Desde luego, no es nuevo que la guerra saca a relucir lo peor de la naturaleza humana. Tras su intervención en la Asamblea, Zelenski se ha dirigido, por videoconferencia, a las Cortes españolas. Aquí, en quince minutos, ha sido claro, encontrando en el bombardeo de Guernica un paralelismo simbólico muy recurrente: “Estamos en abril de 2022, pero parece abril de 1937”. A su término, sus palabras han sido respondidas con un sonoro aplauso. Pero hay quien en vez de valorar los hechos que denuncia, ha tratado de escamotear su significado, como el ultraderechista Felipe Utrera-Molina, hijo de un exministro de Franco, que, en un tuit, tras indicar que en la villa solo murieron entre 150 y 300 personas, señala que los rojos mataron a muchos más en Paracuellos (¡cómo no!), volviendo a demostrar que a la derecha española le produce urticaria cada vez que se esgrime el simbolismo universal de Guernica.
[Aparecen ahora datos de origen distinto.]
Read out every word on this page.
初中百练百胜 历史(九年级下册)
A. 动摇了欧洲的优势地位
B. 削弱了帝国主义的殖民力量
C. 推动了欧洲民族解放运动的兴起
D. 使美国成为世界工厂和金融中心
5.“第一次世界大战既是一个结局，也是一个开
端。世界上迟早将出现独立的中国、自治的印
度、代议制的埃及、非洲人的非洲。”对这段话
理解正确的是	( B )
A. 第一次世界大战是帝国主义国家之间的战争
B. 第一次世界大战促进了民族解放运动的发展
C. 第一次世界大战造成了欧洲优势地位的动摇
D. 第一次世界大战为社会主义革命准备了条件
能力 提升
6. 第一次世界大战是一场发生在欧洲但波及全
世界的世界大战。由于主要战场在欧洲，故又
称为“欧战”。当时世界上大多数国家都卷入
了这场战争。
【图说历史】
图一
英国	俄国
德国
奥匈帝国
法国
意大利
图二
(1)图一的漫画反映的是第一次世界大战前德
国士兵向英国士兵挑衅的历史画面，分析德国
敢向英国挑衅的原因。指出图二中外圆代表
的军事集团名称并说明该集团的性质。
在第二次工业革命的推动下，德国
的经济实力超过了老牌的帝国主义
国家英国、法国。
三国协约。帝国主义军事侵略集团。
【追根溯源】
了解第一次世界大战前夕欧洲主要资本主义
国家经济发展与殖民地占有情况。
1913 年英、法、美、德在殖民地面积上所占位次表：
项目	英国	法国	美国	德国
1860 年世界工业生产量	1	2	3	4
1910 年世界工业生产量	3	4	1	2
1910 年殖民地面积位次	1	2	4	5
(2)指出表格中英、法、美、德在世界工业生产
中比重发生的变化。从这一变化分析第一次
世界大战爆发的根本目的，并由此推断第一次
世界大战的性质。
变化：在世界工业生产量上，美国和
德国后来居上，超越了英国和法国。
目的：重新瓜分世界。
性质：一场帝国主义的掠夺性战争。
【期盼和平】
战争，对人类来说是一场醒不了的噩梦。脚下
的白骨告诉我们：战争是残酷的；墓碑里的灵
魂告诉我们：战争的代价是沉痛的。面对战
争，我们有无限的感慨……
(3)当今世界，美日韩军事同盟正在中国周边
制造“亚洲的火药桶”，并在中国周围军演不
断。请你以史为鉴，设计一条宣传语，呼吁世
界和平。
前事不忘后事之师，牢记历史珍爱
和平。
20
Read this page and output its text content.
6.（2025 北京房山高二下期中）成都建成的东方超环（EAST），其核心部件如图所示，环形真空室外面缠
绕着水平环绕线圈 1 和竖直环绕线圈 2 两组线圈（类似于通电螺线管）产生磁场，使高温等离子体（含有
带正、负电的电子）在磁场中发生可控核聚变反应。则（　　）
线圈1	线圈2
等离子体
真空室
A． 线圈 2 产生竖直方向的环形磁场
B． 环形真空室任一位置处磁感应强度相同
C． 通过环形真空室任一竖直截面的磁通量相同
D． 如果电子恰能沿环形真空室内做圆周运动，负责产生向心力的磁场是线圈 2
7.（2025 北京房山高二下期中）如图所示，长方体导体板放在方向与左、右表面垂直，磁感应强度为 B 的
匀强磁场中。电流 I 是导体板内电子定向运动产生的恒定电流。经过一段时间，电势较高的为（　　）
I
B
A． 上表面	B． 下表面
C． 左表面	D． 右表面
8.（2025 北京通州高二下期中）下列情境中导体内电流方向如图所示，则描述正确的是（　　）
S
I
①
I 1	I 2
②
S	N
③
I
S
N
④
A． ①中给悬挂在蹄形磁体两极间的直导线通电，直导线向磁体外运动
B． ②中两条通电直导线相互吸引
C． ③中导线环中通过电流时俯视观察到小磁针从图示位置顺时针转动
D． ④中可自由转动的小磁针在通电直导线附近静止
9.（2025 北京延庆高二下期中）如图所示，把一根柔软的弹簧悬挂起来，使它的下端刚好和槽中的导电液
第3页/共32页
En paralelo, el eurodiputado por Vox, Hermann Tertsch, en esta misma línea, en otro tuit, afirmaba: “Zelenski no sabe que la iconografía de Guernica es pura propaganda de guerra”. ¿Solo? ¿Acaso no se produjeron víctimas en la villa vizcaína? Y añade que “en Guernica murieron menos que en un ataque a cualquier pueblo en Ucrania. Sabe de la guerra civil según Stalin y nuestros colegios”. Da que pensar que Utrera-Molina y Tertsch no sean capaces de excusar las posibles imprecisiones (aun cuando tampoco era así) de un hombre que está comprometido con la supervivencia de su país. En sus enfermizas obsesiones se empeñan en impartir lecciones de historia, aunque sean ellos los equivocados. Da igual si en Guernica murieron 1 o un millón de personas, sino que se atacó a un núcleo de población civil indefenso. Y lo que es peor, los franquistas se dedicaron a negar por activa y por pasiva su responsabilidad, como hace Rusia hoy. Desde luego, Guernica no es comparable en muertos a Dresde, Hiroshima, o Paracuellos, pero cuando se trata de referirnos a las víctimas, andar debatiendo sobre las cifras es frívolo, mezquino e inhumano. Es posible que a Utrera-Molina le hubiese gustado más otra comparativa menos onerosa, pero Guernica es un lugar de memoria, un símbolo contra la barbarie (del signo que sea, dicho sea de paso).
Hoy esa barbarie se sitúa en Europa del este, ¡no fastidiemos!, no aquí. Es ruin que esos personajillos acomplejados que viven, comen y duermen maldiciendo a las izquierdas, no entiendan que el horror comienza en esa clase de fría insensibilidades.